One declared himself to be a fan of the Guardian and liked G2 especially. I swapped notes on PACE which I taught on when it was introduced in the 80s and compared Brixton, where the copper was based, with Hackney where I used to teach. One of the other coppers, after some ribbing from me asked, “do you think I joined the police to do this?” (that is - search people in a remote late in Kent). I reckon there was some embarrassment on the part of the copper searching me on leaving the camp.

Just outside the gate I was told I was being searched again as the police had received information that people were leaving the camp with implements they were going to use to break into the Kingsnorth power station. As if... What chance this near 60 year old was going to hike 2 miles across country and, using my bare hands, tear down the fences, find the big red off switch and shut the whole thing down.

No... the coppers I talked to were shamefaced, embarrassed and pretty uncomfortable with the whole thing. Oh... and their powers of observation were somewhat lacking. Comparing my pink slips when I got home I was apparently 5’ 10” on the way in and 5’ 6” on the way out. Five foot eight and three quarters actually...!

Many other reports have noted the impressive organisation of the camp - wind and solar, friendly folk, good food and an interesting mix of central organisational points and autonomous camps within the camp. All this must have taken some planning and organising. I heard mention of climate camp “stars” in conversation. I’d be fascinated to know how it all gets put together and how decisions are made.

The police of course made it difficult. I missed some of the major dramas but was seriously pissed off at the police helicopter hovering overhead while I was trying to listen to 2 very good speakers on the science of climate change.

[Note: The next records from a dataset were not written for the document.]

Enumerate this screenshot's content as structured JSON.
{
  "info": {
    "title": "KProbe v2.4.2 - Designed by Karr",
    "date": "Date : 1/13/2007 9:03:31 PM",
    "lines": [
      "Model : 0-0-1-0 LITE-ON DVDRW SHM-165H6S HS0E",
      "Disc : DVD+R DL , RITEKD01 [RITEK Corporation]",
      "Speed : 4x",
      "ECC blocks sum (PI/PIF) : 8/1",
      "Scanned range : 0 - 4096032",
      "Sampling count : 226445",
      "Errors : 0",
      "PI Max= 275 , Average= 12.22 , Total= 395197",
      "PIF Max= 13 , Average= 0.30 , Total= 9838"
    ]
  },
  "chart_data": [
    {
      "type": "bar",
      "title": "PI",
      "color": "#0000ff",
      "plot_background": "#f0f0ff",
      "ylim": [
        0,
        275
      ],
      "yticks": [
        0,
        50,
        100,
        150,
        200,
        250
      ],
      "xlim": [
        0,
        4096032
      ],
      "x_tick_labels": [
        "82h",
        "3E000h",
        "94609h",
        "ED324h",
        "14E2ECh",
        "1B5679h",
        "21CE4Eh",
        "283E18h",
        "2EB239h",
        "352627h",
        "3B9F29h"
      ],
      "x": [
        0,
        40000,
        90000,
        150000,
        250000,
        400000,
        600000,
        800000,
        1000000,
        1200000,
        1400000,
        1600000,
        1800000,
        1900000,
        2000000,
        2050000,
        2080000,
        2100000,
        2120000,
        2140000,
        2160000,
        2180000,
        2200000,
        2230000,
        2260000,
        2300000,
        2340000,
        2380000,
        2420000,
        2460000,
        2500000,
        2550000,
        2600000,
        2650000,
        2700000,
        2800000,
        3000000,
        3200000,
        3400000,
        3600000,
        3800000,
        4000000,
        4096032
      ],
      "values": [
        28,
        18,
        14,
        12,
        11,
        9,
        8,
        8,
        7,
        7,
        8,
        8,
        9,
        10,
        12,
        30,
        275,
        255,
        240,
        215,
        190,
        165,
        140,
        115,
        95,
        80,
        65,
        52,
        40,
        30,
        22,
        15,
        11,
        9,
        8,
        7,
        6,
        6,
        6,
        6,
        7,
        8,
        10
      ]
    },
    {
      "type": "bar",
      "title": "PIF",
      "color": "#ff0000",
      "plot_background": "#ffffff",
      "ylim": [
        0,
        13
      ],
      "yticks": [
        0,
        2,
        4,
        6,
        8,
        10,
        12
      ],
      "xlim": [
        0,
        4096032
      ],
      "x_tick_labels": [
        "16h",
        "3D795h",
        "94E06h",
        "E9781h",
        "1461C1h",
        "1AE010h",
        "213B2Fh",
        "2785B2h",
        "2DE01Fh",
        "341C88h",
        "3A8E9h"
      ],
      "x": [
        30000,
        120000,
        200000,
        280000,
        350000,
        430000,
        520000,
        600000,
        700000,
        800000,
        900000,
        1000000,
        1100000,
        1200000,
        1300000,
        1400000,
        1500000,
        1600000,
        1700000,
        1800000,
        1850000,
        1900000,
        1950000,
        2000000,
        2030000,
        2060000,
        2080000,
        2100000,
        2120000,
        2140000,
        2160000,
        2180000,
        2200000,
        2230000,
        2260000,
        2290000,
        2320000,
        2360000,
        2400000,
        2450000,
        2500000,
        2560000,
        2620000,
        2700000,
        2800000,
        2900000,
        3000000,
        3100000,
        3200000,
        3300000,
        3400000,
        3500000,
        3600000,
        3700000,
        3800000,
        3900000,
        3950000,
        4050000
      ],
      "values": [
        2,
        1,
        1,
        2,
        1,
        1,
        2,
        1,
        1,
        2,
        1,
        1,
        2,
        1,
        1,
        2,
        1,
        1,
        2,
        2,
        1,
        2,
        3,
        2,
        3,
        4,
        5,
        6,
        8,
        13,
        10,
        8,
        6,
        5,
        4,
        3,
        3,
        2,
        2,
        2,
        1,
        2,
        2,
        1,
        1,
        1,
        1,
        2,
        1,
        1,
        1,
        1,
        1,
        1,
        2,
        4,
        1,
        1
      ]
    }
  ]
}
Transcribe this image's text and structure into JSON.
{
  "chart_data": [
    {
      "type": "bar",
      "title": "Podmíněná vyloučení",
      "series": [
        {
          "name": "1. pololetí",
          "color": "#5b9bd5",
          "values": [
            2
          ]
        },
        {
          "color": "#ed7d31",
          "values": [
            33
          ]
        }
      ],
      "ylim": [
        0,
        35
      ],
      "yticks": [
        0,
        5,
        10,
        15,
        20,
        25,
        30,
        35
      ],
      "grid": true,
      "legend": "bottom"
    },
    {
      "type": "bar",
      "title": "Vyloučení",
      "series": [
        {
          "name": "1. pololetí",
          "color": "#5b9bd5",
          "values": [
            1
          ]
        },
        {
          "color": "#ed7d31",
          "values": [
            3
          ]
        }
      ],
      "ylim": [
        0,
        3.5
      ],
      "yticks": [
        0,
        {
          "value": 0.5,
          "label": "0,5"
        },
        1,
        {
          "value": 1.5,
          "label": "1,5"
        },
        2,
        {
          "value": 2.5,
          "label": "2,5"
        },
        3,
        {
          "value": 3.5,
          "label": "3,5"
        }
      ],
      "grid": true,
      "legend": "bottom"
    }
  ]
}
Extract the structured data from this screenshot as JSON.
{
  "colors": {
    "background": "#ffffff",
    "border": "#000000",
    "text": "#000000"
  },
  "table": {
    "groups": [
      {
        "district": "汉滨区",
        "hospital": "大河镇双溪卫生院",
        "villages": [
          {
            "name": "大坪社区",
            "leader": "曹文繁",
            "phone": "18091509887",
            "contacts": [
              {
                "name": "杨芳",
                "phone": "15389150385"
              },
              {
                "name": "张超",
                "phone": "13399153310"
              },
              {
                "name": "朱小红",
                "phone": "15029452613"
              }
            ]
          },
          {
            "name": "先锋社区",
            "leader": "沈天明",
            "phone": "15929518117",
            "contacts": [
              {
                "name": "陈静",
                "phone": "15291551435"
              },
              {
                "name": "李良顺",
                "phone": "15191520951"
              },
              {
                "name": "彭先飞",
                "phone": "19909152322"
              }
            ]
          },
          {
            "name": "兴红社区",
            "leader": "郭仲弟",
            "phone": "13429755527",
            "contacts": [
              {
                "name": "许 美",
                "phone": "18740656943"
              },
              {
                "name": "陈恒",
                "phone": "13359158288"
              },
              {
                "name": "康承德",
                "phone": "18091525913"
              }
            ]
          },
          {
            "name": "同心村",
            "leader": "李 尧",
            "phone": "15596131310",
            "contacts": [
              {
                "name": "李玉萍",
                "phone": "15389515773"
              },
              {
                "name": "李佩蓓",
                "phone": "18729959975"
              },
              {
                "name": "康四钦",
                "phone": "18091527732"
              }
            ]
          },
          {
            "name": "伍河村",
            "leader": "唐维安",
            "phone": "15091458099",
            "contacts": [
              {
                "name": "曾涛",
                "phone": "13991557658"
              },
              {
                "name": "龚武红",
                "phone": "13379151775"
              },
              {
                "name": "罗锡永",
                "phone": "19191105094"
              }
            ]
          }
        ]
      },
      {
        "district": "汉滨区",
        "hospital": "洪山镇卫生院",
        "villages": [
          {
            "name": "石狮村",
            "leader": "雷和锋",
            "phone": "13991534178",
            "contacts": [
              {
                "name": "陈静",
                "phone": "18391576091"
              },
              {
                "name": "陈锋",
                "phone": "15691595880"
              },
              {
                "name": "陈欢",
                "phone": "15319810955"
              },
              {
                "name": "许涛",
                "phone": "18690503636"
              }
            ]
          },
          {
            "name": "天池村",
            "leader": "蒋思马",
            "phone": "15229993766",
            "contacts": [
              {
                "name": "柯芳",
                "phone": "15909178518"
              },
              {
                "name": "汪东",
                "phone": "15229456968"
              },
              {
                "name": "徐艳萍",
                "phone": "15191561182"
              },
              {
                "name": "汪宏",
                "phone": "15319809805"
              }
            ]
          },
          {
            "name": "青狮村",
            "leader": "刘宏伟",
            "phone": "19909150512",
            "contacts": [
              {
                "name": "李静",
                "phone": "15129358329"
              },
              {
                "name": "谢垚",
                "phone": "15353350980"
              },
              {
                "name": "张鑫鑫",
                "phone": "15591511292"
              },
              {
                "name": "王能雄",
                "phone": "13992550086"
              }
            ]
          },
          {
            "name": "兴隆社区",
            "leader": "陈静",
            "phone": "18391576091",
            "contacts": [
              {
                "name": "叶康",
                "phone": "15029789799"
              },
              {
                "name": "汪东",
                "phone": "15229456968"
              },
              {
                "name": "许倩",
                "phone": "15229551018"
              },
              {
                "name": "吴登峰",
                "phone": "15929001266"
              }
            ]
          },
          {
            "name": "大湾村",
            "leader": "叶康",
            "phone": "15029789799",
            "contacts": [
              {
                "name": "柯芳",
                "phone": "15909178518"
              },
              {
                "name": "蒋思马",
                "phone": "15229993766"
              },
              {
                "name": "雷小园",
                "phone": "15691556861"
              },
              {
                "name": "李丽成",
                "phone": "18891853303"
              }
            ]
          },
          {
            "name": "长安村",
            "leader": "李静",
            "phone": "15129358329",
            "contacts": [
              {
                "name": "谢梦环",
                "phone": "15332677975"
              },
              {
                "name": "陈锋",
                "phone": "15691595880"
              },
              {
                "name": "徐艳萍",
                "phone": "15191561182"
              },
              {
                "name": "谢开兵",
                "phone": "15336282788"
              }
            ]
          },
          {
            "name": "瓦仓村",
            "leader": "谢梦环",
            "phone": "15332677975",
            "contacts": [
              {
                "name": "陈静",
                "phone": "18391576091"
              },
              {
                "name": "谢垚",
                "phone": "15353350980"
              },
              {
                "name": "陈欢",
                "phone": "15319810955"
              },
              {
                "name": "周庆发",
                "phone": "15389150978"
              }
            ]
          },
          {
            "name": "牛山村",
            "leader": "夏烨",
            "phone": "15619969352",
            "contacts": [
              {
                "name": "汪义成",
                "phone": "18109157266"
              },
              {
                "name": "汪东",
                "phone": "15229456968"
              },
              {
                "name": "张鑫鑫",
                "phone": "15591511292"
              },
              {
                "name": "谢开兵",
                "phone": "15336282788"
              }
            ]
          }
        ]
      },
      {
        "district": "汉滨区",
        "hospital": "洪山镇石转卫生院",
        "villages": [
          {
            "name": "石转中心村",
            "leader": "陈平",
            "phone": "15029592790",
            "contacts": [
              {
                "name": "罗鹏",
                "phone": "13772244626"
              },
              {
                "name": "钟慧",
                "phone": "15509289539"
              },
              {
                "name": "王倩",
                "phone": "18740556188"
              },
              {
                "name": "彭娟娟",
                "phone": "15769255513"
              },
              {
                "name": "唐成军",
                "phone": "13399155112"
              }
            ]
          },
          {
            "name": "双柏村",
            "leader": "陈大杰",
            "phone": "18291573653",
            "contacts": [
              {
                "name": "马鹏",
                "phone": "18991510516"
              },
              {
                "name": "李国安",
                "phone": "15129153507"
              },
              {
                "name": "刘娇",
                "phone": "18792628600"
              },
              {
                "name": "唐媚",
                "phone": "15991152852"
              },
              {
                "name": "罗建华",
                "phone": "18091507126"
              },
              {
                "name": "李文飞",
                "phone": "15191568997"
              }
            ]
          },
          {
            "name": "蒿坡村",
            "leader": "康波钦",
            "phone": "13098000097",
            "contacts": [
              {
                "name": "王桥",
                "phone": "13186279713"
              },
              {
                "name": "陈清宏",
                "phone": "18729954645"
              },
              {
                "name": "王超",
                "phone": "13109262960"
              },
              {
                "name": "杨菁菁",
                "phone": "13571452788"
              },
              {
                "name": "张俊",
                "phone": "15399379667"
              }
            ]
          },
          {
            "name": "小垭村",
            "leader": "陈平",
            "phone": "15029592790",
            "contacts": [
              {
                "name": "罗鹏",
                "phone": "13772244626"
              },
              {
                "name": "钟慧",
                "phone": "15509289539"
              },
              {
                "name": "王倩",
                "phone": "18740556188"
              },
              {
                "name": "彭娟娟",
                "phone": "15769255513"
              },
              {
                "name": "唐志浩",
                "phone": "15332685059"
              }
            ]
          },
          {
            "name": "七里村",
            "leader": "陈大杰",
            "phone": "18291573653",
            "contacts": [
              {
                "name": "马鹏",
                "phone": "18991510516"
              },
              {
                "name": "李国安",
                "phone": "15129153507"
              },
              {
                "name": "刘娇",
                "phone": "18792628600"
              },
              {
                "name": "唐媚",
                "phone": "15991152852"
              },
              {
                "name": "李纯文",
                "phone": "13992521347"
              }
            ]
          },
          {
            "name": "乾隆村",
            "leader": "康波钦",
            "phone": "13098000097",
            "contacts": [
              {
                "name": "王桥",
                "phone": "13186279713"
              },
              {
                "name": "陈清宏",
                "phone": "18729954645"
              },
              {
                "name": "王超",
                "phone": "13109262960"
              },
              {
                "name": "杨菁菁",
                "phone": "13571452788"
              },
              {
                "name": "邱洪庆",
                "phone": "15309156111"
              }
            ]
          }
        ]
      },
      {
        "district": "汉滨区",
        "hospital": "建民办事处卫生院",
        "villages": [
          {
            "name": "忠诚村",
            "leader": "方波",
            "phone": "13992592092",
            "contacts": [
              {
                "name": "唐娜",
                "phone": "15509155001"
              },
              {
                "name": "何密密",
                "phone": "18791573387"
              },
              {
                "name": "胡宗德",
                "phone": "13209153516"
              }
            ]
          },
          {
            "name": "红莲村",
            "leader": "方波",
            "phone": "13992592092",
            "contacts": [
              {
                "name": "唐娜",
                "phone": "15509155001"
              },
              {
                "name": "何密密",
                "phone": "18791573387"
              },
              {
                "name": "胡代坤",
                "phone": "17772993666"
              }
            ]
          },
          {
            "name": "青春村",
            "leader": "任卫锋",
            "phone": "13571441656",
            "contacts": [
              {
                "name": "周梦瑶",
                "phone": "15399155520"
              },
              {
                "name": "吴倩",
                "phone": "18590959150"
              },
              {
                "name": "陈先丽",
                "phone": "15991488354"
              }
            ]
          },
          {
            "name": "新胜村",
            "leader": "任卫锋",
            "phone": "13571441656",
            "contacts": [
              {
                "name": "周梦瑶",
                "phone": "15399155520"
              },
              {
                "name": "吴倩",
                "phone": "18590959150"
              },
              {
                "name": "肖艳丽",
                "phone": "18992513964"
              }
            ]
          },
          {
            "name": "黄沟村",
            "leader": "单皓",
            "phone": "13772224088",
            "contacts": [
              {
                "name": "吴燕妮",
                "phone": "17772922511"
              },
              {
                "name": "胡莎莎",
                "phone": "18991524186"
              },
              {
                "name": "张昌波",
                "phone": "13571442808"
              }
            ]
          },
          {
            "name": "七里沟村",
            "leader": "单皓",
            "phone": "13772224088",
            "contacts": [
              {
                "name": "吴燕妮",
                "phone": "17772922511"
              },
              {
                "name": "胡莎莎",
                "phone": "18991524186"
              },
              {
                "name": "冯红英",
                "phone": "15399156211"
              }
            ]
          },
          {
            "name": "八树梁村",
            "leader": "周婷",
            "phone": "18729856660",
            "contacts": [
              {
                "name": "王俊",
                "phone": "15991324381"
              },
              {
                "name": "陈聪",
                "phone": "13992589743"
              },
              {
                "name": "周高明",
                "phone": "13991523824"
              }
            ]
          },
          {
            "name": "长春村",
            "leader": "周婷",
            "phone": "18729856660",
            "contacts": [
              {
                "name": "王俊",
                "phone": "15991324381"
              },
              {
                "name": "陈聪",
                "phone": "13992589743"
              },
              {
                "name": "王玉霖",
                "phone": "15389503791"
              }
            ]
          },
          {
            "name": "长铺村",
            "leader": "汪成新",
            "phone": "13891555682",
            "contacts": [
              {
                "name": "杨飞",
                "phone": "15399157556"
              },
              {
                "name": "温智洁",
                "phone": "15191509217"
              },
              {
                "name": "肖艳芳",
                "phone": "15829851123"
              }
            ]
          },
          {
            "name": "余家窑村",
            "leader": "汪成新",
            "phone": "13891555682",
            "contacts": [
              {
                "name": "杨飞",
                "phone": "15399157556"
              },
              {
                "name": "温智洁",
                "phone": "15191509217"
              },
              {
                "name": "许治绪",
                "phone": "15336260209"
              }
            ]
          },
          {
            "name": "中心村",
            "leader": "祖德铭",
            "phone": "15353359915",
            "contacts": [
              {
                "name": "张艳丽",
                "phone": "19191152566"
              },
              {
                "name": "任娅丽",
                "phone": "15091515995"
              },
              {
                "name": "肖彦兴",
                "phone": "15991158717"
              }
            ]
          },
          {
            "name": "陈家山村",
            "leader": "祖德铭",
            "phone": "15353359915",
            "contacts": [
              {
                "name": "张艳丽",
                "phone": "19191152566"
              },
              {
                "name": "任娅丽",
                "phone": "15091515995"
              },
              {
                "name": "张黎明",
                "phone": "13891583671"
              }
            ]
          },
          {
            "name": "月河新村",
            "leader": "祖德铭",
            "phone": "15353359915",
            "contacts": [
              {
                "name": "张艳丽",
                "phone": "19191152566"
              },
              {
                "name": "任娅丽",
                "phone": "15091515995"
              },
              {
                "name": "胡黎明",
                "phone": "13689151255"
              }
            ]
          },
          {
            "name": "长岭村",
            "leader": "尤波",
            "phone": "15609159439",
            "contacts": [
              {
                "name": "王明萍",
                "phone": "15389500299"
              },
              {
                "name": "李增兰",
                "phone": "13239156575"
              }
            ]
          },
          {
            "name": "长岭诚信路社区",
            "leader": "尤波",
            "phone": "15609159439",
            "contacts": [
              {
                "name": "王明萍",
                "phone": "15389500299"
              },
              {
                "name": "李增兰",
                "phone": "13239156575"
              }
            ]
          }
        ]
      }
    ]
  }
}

Despite the efforts of the police to drown everything out I now know how to pronounce Svante Arrhenius (google him) and know what Dr Simon Lewis is doing in South American and African forests to ascertain the net carbon sink/source effect of trees. (Google him too if you want.)

Arthur Scargill was at the camp the day before me so I missed him. However I bumped into a very personable miner who was distributing a four page Special Edition of THE MINER. He was adamant that coal has a future and of course insisted that carbon capture would work soon. The argument is put forcibly in the leaflet. Climate Camp is compared to Thatcher and accused of lacking “politics”. Here we see a major fault line between green and red.

The NUM is arguing that jobs and whole communities are at stake if “clean coal” is not part of the mix to “ … keep the lights on … [and] … save the planet.” While I think the NUM are wrong I’m not at all convinced the green movement, and that includes the Green Party, have paid enough attention to the transition from a carbon profligate world to a carbon constrained world and the consequences for jobs and livelihoods. The TUC have recently published this - “A Green and Fair Future: For a Just Transition to a Low Carbon Economy" which addresses “employment churn”. I think we should read and discuss!!

On reflection I wonder if the Climate Camp and the whole range of police actions mirror each other in some ways. At one level you have day tippers like me who are no threat to anyone chatting with ordinary coppers. Elsewhere in the “organisations” you have protesters who are intent on gaining access to the power station and shutting it down and senior police officers deploying their 1,500 officers to harass and intimidate the protesters. Climate camp does, in some respects, point the way to the future and the police are clearly acting on behalf of the state to protect vested interests. The drama, threats and police overreaction did of course lead to quite a lot of media coverage, some of it sympathetic.

Oh well - I lost my climate camp virginity, no one (I hope) got seriously hurt and Monbiot spars with Scargill (today’s Gdn). And the government continues on its merry way.